China has worked hard to capture the market for EV batteries and that is now paying dividends. Traditional car companies all now want to be EV companies but are years behind in building their own factories and supply chains. That is most especially true for batteries. China has a dominant position in mining and processing the respective raw materials. The implication is clear, there is no way for car companies to achieve their EV goals without outsourcing at least part of the process to Chinese companies.
A major change in the attitude to supply chain management will be required to remedy that situation. It suggests the inventory light, just in time business model, is unsuitable for this market. Forty years ago the major US manufacturers were major commodity traders. They abandoned that business model in favour of globalization but that is no longer compatible with the global reality.
Mexico’s ambition to be a major supplier of lithium and batteries to the US auto sector is a partial solution for later this decade. Building domestic lithium mines is also a partial solution provided that is followed up with processing facilities. Of course there will also be demand for more copper miners, aluminium smelters etc. and no appetite among the general population to have any of those facilities located within 1000 miles of where they live.
This article discussing the dire consequences of this migration for the UK automotive industry is applicable to most countries. The harsh reality is EVs require fewer parts and therefore fewer workers to manufacture them. Here is a section:
The broader UK car industry, on the other hand, could be in trouble. It’ll be difficult to import batteries in bigger volumes because they cost about six times what engines do. The amount of downsizing that’s occurred in auto assembly also works against the business case for battery suppliers to swoop in.

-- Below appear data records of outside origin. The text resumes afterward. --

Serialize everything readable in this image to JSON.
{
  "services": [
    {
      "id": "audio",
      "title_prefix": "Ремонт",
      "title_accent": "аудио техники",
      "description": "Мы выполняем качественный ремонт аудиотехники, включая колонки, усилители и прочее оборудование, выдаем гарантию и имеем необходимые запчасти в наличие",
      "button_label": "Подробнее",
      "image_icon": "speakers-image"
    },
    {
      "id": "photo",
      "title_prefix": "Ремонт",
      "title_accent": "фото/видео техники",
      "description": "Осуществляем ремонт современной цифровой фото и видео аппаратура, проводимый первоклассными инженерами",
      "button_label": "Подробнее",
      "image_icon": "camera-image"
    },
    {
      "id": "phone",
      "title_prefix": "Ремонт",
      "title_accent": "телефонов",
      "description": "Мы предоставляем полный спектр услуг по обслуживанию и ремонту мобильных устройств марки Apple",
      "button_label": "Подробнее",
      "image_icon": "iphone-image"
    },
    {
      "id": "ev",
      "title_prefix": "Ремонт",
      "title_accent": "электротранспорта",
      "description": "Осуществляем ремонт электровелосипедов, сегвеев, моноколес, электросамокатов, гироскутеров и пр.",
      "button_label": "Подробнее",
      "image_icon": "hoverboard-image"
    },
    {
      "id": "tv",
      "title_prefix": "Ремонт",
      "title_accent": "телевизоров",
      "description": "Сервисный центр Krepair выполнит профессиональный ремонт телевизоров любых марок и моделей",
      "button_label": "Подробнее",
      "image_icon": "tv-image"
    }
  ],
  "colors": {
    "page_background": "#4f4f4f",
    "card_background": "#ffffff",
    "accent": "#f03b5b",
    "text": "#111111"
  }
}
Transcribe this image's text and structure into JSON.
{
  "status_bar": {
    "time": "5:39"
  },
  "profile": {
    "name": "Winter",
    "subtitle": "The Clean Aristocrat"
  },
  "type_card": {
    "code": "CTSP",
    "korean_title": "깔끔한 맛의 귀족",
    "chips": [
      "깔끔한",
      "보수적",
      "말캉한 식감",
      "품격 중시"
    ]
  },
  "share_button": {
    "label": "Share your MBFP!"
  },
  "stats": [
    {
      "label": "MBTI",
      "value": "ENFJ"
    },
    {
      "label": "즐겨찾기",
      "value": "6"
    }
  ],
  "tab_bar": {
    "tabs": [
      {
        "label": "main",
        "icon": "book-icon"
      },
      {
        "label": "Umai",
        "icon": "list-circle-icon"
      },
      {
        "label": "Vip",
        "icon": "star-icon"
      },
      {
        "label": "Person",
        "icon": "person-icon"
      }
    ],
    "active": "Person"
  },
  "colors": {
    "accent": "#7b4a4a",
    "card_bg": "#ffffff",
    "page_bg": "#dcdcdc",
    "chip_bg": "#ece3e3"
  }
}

“If you think of the manufacturers in the UK, there’s not sufficient critical mass,” Hallmark said. “You’ve got not enough production in the UK — not only for batteries, by the way, for many other major components. You don’t have enough critical mass of a ubiquitous-design cell to get the economies of scale that you need.”
CATL expects to have its next generation sodium-ion battery in the market next year. That puts China’s automotive sector in a strong position to gain market share. The stock is currently firming from the region of the trend mean.
BYD is currently firming from the region of the 1000-day MA.